Patient care encompasses more than just treating the patient, as seen in the following scenario.
Jamie’s mom was strapped to a gurney; her eyes were vacant and her features pallid. The ambulance ride was a whirlwind of monitors and barked orders, somehow muffled by Jamie’s pounding heart and the unidentified rushing in her ears. When they arrived at the hospital, the girl helplessly trailed the paramedics’ purposeful steps as they shouted numbers and called for action. A woman in a white coat approached Jamie.
“Can you tell me what brought your mom in today?” asked the woman, her pen poised on her clipboard.
The girl took a deep breath, clasping her hands to halt her shaking fingers as she explained her mom’s extensive heart attack and stroke history and recent gallbladder surgery. She then recited as many details about the car accident as she could.
“So it was a car accident?” the clinician asked, not writing anything down. She seemed to have ignored everything Jamie had just said. The whole point was that it probably wasn’t just a car accident.

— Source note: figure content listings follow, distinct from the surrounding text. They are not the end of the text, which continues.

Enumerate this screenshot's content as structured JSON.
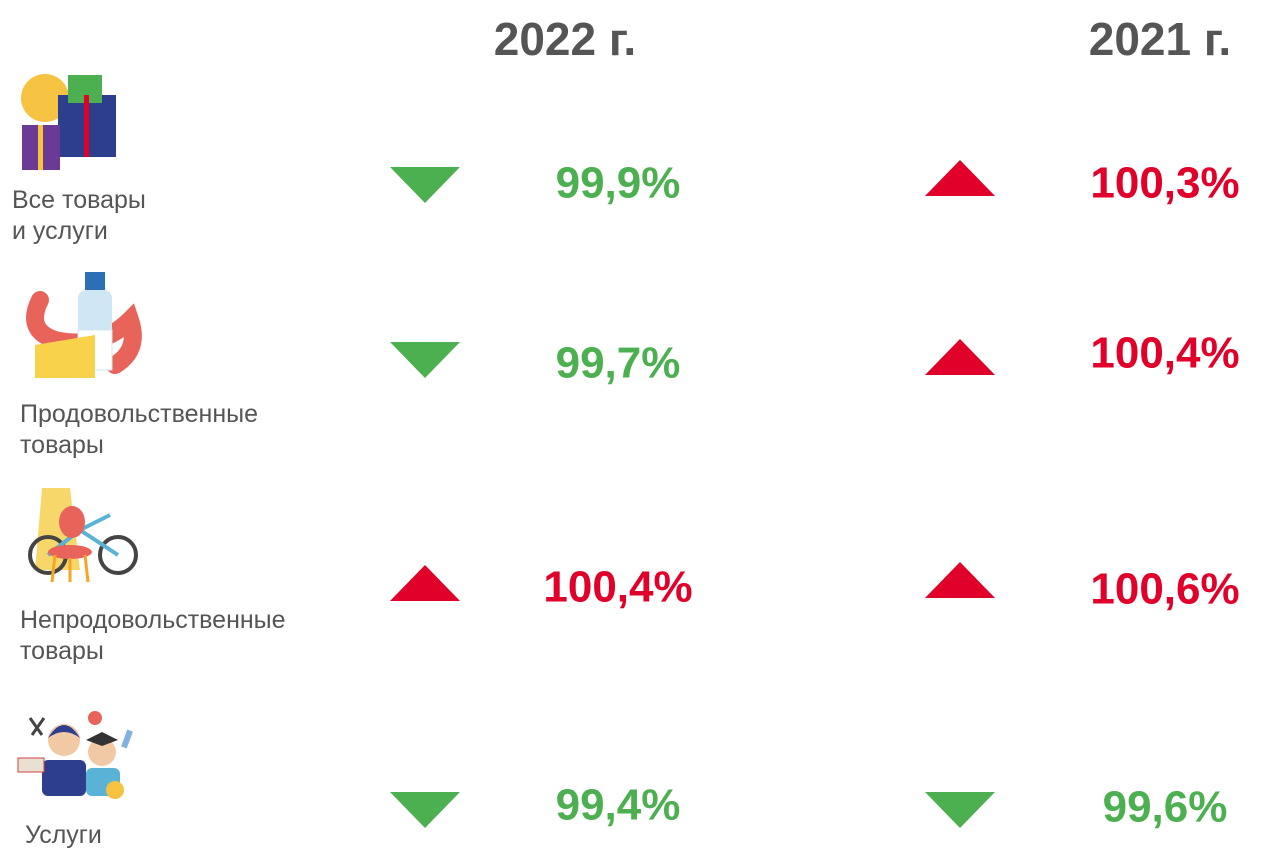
{
  "header": {
    "columns": [
      "2022 г.",
      "2021 г."
    ]
  },
  "colors": {
    "up": "#e0002a",
    "down": "#4caf50"
  },
  "rows": [
    {
      "label": [
        "Все товары",
        "и услуги"
      ],
      "cells": [
        {
          "value": "99,9%",
          "trend": "down"
        },
        {
          "value": "100,3%",
          "trend": "up"
        }
      ]
    },
    {
      "label": [
        "Продовольственные",
        "товары"
      ],
      "cells": [
        {
          "value": "99,7%",
          "trend": "down"
        },
        {
          "value": "100,4%",
          "trend": "up"
        }
      ]
    },
    {
      "label": [
        "Непродовольственные",
        "товары"
      ],
      "cells": [
        {
          "value": "100,4%",
          "trend": "up"
        },
        {
          "value": "100,6%",
          "trend": "up"
        }
      ]
    },
    {
      "label": [
        "Услуги"
      ],
      "cells": [
        {
          "value": "99,4%",
          "trend": "down"
        },
        {
          "value": "99,6%",
          "trend": "down"
        }
      ]
    }
  ]
}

“Well, technically yes, but something caused it. Mom just passed out suddenly,” offered Jamie.
“Syncope then,” said the woman in the white coat, scribbling the word and departing, appearing frustrated that Jamie hadn’t just said that at the beginning.
A quick Google search on Jamie’s iPhone defined syncope as “a temporary loss of consciousness.” She flushed, frustrated for two reasons: not recognizing the term and that the woman seemed focused on finding one magical medical word to fill in on her chart.

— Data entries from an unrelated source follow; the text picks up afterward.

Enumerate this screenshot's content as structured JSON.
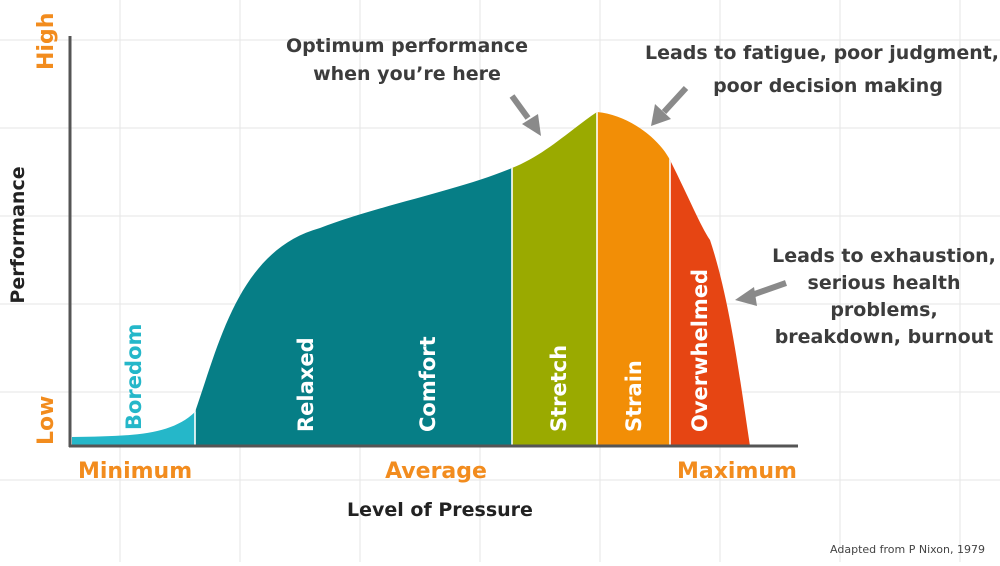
{
  "y_axis": {
    "title": "Performance",
    "high_label": "High",
    "low_label": "Low"
  },
  "x_axis": {
    "title": "Level of Pressure",
    "min_label": "Minimum",
    "mid_label": "Average",
    "max_label": "Maximum"
  },
  "zones": [
    {
      "label": "Boredom",
      "color": "#25b7c9",
      "text_color": "#25b7c9"
    },
    {
      "label": "Relaxed",
      "color": "#067e86",
      "text_color": "#ffffff"
    },
    {
      "label": "Comfort",
      "color": "#067e86",
      "text_color": "#ffffff"
    },
    {
      "label": "Stretch",
      "color": "#9aaa00",
      "text_color": "#ffffff"
    },
    {
      "label": "Strain",
      "color": "#f28e06",
      "text_color": "#ffffff"
    },
    {
      "label": "Overwhelmed",
      "color": "#e64513",
      "text_color": "#ffffff"
    }
  ],
  "annotations": {
    "optimum": {
      "lines": [
        "Optimum performance",
        "when you’re here"
      ]
    },
    "fatigue": {
      "lines": [
        "Leads to fatigue, poor judgment,",
        "poor decision making"
      ]
    },
    "exhaustion": {
      "lines": [
        "Leads to exhaustion,",
        "serious health",
        "problems,",
        "breakdown, burnout"
      ]
    }
  },
  "credit": "Adapted from P Nixon, 1979",
  "colors": {
    "accent": "#f28c1e",
    "arrow": "#8a8a8a",
    "grid": "#e6e6e6",
    "axis": "#555555"
  }
}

Family interactions, like Jamie’s, require healthcare providers to “think beyond their white coats,” which simply means briefly stepping out of their typical role and remembering that the individual could be experiencing trauma or confusion. This is what distinguishes a good doctor from a great one.
In a previous post, we addressed ways to improve your bedside manner. It’s important to remember that those same courtesies extend beyond the person in the hospital bed to the patient’s family members. With small adjustments, Jamie’s experience could have been positive.
The provider could have spoken to her in layman’s terms, asked if she had any questions, and appeared receptive to the additional medical history. That information could have been pivotal for the diagnosis, indicative of an underlying cause for the patient’s lapse in consciousness. Even if it didn’t make a difference in a medical sense, the provider would have developed a positive experience, established trust with the family, and encouraged partnership in the patient’s care.